Jean Isseri comprend la nécessité de “réviser” les conditions d’attribution de la réserve parlementaire, critiquée pour son opacité, mais regrette sa “suppression subite“. “Une solution de remplacement prendra du temps à mettre en place, dit-il. Ce n’est pas l’absence de 17.000 euros qui va nous empêcher de travailler, mais, ceci dit, nous en avons besoin. C’était un soulagement formidable“.
Disposition “inconstitutionnelle”
“J’entends l’argument que la réserve parlementaire pouvait alimenter le clientélisme, mais il aurait fallu une réforme de petite ampleur pour que le caractère corrupteur du mécanisme soit éliminé”, affirme Gabrielle Durana, fondatrice et présidente d’Education Française Bay Area (EFBA), une association qui propose dans la région de San Francisco des cours de français aux enfants scolarisés dans le système public américain.
L’argent de la réserve parlementaire – autour de 40.000 euros provenant de plusieurs parlementaires – a permis à l’organisation de créer et développer les cahiers d’exercices Virgule, conçus pour assister les enseignants de français dans leurs activités d’apprentissage. Gabrielle Durana s’était tournée vers les députés et sénateurs représentant les Français de l’étranger pour épauler le projet après avoir essuyé le refus de l’AEFE (Agence pour l’enseignement français à l’étranger).
“La réserve parlementaire était un circuit de décision court. Il n’en existe pas beaucoup pour financer des projets à l’étranger. On peut demander une subvention à l’administration, mais quand elle ne s’en occupe pas, quel est le recours ? On peut se débrouiller ou aller voir les élus“.

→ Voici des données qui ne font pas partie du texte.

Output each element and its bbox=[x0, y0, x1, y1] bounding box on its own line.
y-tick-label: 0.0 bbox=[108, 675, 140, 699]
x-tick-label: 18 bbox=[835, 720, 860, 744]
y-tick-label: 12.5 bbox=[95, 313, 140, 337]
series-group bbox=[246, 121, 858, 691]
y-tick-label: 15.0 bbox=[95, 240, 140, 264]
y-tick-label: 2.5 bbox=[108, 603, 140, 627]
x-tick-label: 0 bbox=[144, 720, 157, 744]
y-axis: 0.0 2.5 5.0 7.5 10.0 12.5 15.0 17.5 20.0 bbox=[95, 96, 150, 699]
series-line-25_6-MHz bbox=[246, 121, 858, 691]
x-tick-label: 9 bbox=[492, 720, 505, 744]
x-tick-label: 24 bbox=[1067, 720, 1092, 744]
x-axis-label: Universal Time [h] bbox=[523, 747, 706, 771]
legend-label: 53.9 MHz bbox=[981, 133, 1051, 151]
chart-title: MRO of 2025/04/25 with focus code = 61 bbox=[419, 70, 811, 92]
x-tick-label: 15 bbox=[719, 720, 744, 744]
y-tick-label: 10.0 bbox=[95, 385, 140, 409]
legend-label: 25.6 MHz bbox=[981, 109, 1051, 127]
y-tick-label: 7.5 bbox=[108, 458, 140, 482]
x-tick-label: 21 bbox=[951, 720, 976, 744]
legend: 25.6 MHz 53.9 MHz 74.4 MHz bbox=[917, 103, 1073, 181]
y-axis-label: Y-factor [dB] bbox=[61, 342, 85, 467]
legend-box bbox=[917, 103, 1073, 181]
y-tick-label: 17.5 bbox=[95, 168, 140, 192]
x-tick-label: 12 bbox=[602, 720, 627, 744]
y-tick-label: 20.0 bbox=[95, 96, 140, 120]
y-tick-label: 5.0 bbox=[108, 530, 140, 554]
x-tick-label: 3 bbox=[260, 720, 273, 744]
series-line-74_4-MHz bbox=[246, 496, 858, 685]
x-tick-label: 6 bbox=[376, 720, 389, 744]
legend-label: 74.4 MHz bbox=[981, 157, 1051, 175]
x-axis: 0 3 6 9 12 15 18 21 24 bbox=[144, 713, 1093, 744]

Aujourd’hui, les cahiers Virgule sont téléchargés “3.500 à 5.000 fois par mois“, précise Gabrielle Durana, mais la suppression de la réserve parlementaire va obliger l’association à trouver des fonds ailleurs pour poursuivre le développement de la collection. “On va lever des fonds d’une manière ou d’une autre. Les enfants ont besoin de matériel pédagogique. C’est tout un tissu fragile de solidarité qui s’en va avec la réserve parlementaire“.
Le député LREM des Français d’Amérique du Nord, Roland Lescure, qui a voté pour la suppression du dispositif, a expliqué sa décision lors d’une intervention en séance publique. Contacté pour un commentaire, il a renvoyé French Morning vers un communiqué publié sur sa page Facebook dans lequel il dénonce une pratique “inconstitutionnelle” qui “sort des attributions et du rôle des députés tel qu’il est défini par l’article 24 de notre Constitution « Le Parlement vote la loi. Il contrôle l’action du Gouvernement. Il évalue les politiques publiques ». Comme je l’ai mentionné pendant mon intervention,« il ne dépense pas »“.
L’élu assure qu’il veillera que “la somme des réserves parlementaires des députes et sénateurs des Français de l’étranger soient ré-attribuées pour financer les initiatives de nos compatriotes à l’étranger“. Un rendez-vous, lundi 31 juillet, avec le ministre des affaires étrangères Jean-Yves Le Drian devait permettre d’aborder cette question notamment, selon le député.
Gabrielle Durana craint que les fonds soient attribués depuis Paris, loin du terrain, par des “gens qui ne sont pas responsables devant les électeurs“. “Quand on s’adresse à des personnes qui sont redevables devant les électeurs, les choses bougent. Ce qui n’est pas le cas quand on a affaire à la technostructure“.